Résumé de la décision
Cette décision porte sur la demande d'annulation d'un article de l'arrêté du 26 décembre 2019 relatif aux restrictions d'exploitation de l'aéroport de Beauvais-Tillé, formulée par plusieurs associations de protection de l'environnement. L'article contesté permet, sous certaines conditions, au ministre chargé de l'aviation civile d'accorder des dérogations à l'interdiction de l'atterrissage nocturne. Le Conseil d'État a jugé que cet article était illégal, car il ne respecte pas le principe de non-régression de la protection de l'environnement, et a ordonné son annulation. L'État a également été condamné à verser une somme à chaque association requérante.
Arguments pertinents
Le Conseil d'État a principalement fondé sa décision sur les raisons suivantes:
1. Inadéquation des conditions d'autorisation : L'arrêté attaqué permet au ministre de donner des dérogations à l'interdiction d'atterrissage nocturne sans limiter le nombre de ces autorisations.
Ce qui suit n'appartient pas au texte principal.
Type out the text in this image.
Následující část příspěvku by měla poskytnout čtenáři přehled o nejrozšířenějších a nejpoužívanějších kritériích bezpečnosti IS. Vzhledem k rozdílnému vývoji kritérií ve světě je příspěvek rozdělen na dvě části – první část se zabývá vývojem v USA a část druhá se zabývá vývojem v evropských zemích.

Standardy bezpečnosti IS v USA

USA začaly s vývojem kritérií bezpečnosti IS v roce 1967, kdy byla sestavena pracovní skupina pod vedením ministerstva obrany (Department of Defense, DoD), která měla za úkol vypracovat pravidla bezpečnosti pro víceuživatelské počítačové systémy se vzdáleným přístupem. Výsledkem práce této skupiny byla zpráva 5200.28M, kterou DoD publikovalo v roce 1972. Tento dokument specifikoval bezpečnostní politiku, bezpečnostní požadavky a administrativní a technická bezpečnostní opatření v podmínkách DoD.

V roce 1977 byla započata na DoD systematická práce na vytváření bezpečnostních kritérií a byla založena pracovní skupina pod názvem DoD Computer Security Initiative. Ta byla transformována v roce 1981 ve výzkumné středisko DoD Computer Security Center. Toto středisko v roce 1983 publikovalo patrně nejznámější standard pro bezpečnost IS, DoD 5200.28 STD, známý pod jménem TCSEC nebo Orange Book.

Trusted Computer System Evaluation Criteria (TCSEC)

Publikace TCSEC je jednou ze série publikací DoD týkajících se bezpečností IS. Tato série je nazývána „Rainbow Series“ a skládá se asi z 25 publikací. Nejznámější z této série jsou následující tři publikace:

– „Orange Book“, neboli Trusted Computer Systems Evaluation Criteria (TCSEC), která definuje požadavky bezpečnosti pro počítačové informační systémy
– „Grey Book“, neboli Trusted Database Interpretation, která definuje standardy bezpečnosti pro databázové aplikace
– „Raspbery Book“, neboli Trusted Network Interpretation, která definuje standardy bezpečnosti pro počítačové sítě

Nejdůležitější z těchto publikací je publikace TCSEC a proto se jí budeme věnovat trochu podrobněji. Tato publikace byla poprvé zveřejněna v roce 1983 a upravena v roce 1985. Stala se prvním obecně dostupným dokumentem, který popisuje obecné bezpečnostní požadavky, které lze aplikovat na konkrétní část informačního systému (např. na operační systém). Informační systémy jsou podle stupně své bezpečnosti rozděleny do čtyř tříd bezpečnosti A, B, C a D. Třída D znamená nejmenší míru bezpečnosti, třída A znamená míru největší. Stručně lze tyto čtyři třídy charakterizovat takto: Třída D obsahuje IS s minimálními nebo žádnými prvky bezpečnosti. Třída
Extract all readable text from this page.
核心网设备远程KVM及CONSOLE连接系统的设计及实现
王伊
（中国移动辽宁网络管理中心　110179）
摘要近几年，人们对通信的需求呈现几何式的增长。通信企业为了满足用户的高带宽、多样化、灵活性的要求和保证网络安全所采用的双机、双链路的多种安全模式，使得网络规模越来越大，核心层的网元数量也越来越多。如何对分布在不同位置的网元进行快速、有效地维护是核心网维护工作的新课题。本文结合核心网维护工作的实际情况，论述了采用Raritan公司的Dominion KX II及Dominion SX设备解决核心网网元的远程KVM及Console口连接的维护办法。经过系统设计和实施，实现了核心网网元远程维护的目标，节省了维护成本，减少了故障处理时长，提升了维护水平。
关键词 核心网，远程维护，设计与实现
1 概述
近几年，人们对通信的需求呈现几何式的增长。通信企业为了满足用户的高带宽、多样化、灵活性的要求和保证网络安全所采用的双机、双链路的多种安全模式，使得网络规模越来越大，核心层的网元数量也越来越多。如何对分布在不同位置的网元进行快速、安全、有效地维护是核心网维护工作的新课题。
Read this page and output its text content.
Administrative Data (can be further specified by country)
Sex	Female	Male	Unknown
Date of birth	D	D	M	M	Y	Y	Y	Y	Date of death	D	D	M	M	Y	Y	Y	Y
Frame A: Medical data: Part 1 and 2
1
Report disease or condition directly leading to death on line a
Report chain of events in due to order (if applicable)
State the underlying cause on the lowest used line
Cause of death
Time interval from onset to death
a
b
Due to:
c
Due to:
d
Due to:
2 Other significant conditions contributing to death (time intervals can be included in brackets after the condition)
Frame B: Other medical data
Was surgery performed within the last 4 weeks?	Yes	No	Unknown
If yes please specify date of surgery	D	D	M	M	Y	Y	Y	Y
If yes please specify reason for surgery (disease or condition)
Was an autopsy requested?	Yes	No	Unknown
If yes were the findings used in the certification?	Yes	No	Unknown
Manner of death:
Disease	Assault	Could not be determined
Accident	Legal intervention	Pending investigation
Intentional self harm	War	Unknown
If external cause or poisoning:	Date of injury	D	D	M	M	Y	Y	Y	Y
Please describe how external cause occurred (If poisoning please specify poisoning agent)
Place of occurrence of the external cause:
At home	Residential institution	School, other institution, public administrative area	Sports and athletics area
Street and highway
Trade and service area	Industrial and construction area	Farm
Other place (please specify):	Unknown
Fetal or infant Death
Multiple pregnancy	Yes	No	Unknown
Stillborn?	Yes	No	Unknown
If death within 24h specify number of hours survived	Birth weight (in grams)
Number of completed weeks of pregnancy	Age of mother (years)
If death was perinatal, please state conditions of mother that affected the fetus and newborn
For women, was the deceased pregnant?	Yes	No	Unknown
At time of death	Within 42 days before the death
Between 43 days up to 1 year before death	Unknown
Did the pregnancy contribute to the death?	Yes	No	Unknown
Cela pourrait entraîner une augmentation significative du trafic aérien nocturne.
Citation pertinente : « Faute pour l'administration [...] d'avoir encadré le surcroît du trafic aérien nocturne qui pourrait résulter de l'octroi de ces dérogations [...] »
2. Violation du principe de non-régression : Le Conseil d'État a cité le principe de non-régression du code de l'environnement, précisant que toute modification législative ou réglementaire relative à la protection de l'environnement doit aboutir à une amélioration constante des conditions de protection.
Citation pertinente : « Les associations requérantes sont fondées à soutenir que l'arrêté attaqué méconnaît les dispositions [...] du code de l'environnement. »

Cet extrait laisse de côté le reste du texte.